On one side, precious metals and US equities are attracting consistent inflows as investors seek assets with clearer momentum and perceived stability. On the other hand, Bitcoin is showing signs of fatigue, with on-chain data signaling that the market is losing strength rather than preparing for an immediate recovery.
CryptoQuant highlights a concerning confluence of indicators that suggests the crypto market is entering a more fragile phase. While price remains relatively elevated compared to historical bear market levels, underlying metrics point to weakening demand and diminishing participation from key market segments. This disconnect implies that Bitcoin’s struggle is not purely technical, but structural, rooted in shifting capital preferences and risk appetite.
The contrast is striking. As gold benefits from macro uncertainty and equity markets push higher on liquidity expectations, Bitcoin appears caught in consolidation, unable to attract the same conviction-driven flows. This growing divergence raises important questions about Bitcoin’s role in the current cycle and whether it can reassert itself as a competitive asset amid tightening conditions and changing investor behavior.
The report points to a clear institutional retreat that is weighing heavily on Bitcoin’s market structure. The Coinbase Premium Index, a key proxy for US institutional demand, remains deeply negative and recently reached a periodic low of -0.169%. This signals that selling pressure during US trading hours is materially stronger than the global average.
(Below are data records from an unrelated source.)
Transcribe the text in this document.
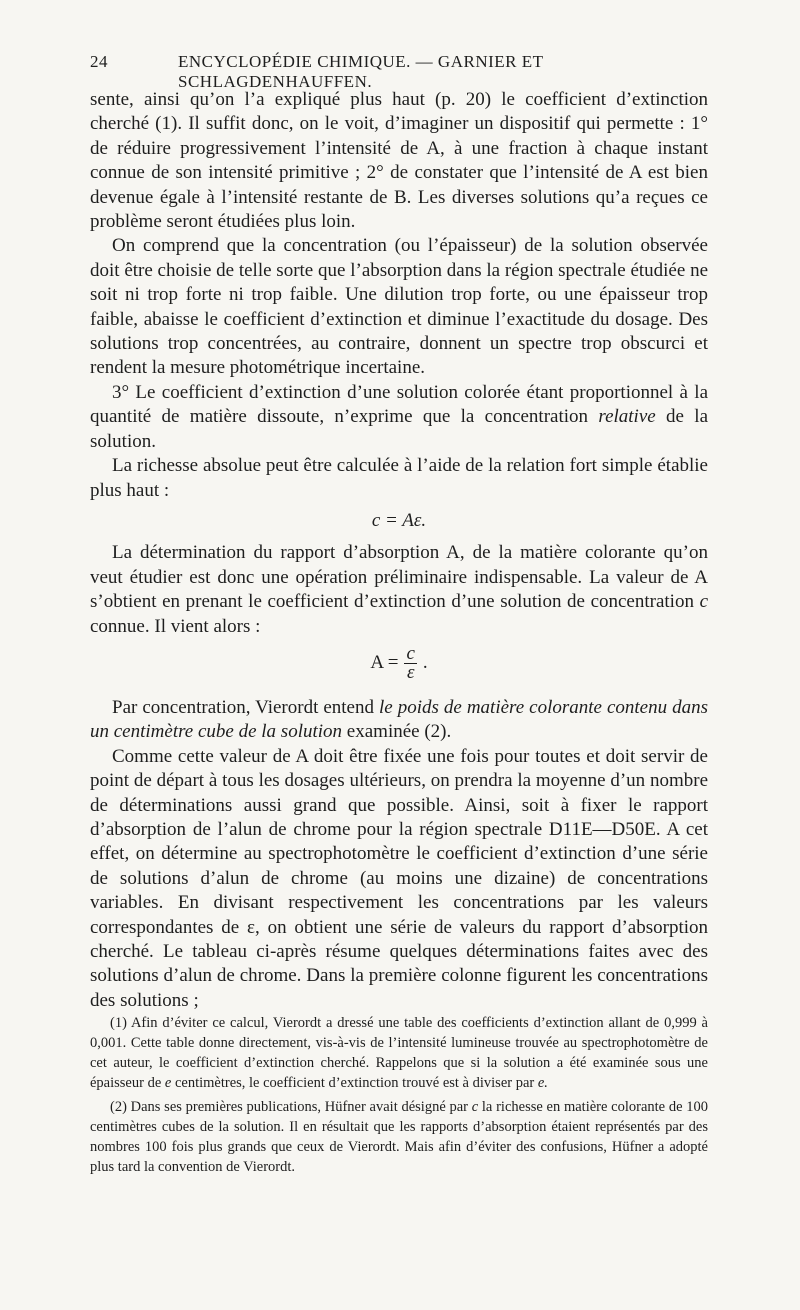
24	ENCYCLOPÉDIE CHIMIQUE. — GARNIER ET SCHLAGDENHAUFFEN.

sente, ainsi qu’on l’a expliqué plus haut (p. 20) le coefficient d’extinction cherché (1). Il suffit donc, on le voit, d’imaginer un dispositif qui permette : 1° de réduire progressivement l’intensité de A, à une fraction à chaque instant connue de son intensité primitive ; 2° de constater que l’intensité de A est bien devenue égale à l’intensité restante de B. Les diverses solutions qu’a reçues ce problème seront étudiées plus loin.

On comprend que la concentration (ou l’épaisseur) de la solution observée doit être choisie de telle sorte que l’absorption dans la région spectrale étudiée ne soit ni trop forte ni trop faible. Une dilution trop forte, ou une épaisseur trop faible, abaisse le coefficient d’extinction et diminue l’exactitude du dosage. Des solutions trop concentrées, au contraire, donnent un spectre trop obscurci et rendent la mesure photométrique incertaine.

3° Le coefficient d’extinction d’une solution colorée étant proportionnel à la quantité de matière dissoute, n’exprime que la concentration relative de la solution.

La richesse absolue peut être calculée à l’aide de la relation fort simple établie plus haut :

c = Aε.

La détermination du rapport d’absorption A, de la matière colorante qu’on veut étudier est donc une opération préliminaire indispensable. La valeur de A s’obtient en prenant le coefficient d’extinction d’une solution de concentration c connue. Il vient alors :

$A = \frac{c}{\varepsilon}$ .

Par concentration, Vierordt entend le poids de matière colorante contenu dans un centimètre cube de la solution examinée (2).

Comme cette valeur de A doit être fixée une fois pour toutes et doit servir de point de départ à tous les dosages ultérieurs, on prendra la moyenne d’un nombre de déterminations aussi grand que possible. Ainsi, soit à fixer le rapport d’absorption de l’alun de chrome pour la région spectrale D11E—D50E. A cet effet, on détermine au spectrophotomètre le coefficient d’extinction d’une série de solutions d’alun de chrome (au moins une dizaine) de concentrations variables. En divisant respectivement les concentrations par les valeurs correspondantes de ε, on obtient une série de valeurs du rapport d’absorption cherché. Le tableau ci-après résume quelques déterminations faites avec des solutions d’alun de chrome. Dans la première colonne figurent les concentrations des solutions ;

(1) Afin d’éviter ce calcul, Vierordt a dressé une table des coefficients d’extinction allant de 0,999 à 0,001. Cette table donne directement, vis-à-vis de l’intensité lumineuse trouvée au spectrophotomètre de cet auteur, le coefficient d’extinction cherché. Rappelons que si la solution a été examinée sous une épaisseur de e centimètres, le coefficient d’extinction trouvé est à diviser par e.

(2) Dans ses premières publications, Hüfner avait désigné par c la richesse en matière colorante de 100 centimètres cubes de la solution. Il en résultait que les rapports d’absorption étaient représentés par des nombres 100 fois plus grands que ceux de Vierordt. Mais afin d’éviter des confusions, Hüfner a adopté plus tard la convention de Vierordt.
Notably, the index has turned positive only twice throughout January, reinforcing the view that institutions and high-net-worth participants are actively deleveraging rather than accumulating exposure. Historically, sustained negative premiums of this magnitude tend to coincide with phases of distribution, not early-stage recoveries.
Compounding this weakness is the evaporation of market “dry powder.” The combined market capitalization of the top 12 stablecoins has contracted by $2.24 billion recently, extending a peak-to-trough decline of roughly $5.6 billion.
This behavior differs from the typical rotation into stablecoins seen ahead of dip-buying phases. Instead, it reflects a more concerning dynamic: capital exiting the crypto ecosystem entirely and moving back into fiat. Without sidelined liquidity ready to re-enter, upside reactions become structurally weaker and short-lived.
Caught between institutional selling and shrinking liquidity, Bitcoin’s near-term bias remains skewed to the downside. In a bearish scenario, key levels to monitor include the True Mean Price near $81,000, the 2024 high around $70,000, and ultimately the 200-week moving average near $58,000.
Conversely, a bullish outcome would likely require an extended period of sideways consolidation, allowing overhead supply to be absorbed while stablecoin inflows recover and fresh capital gradually returns.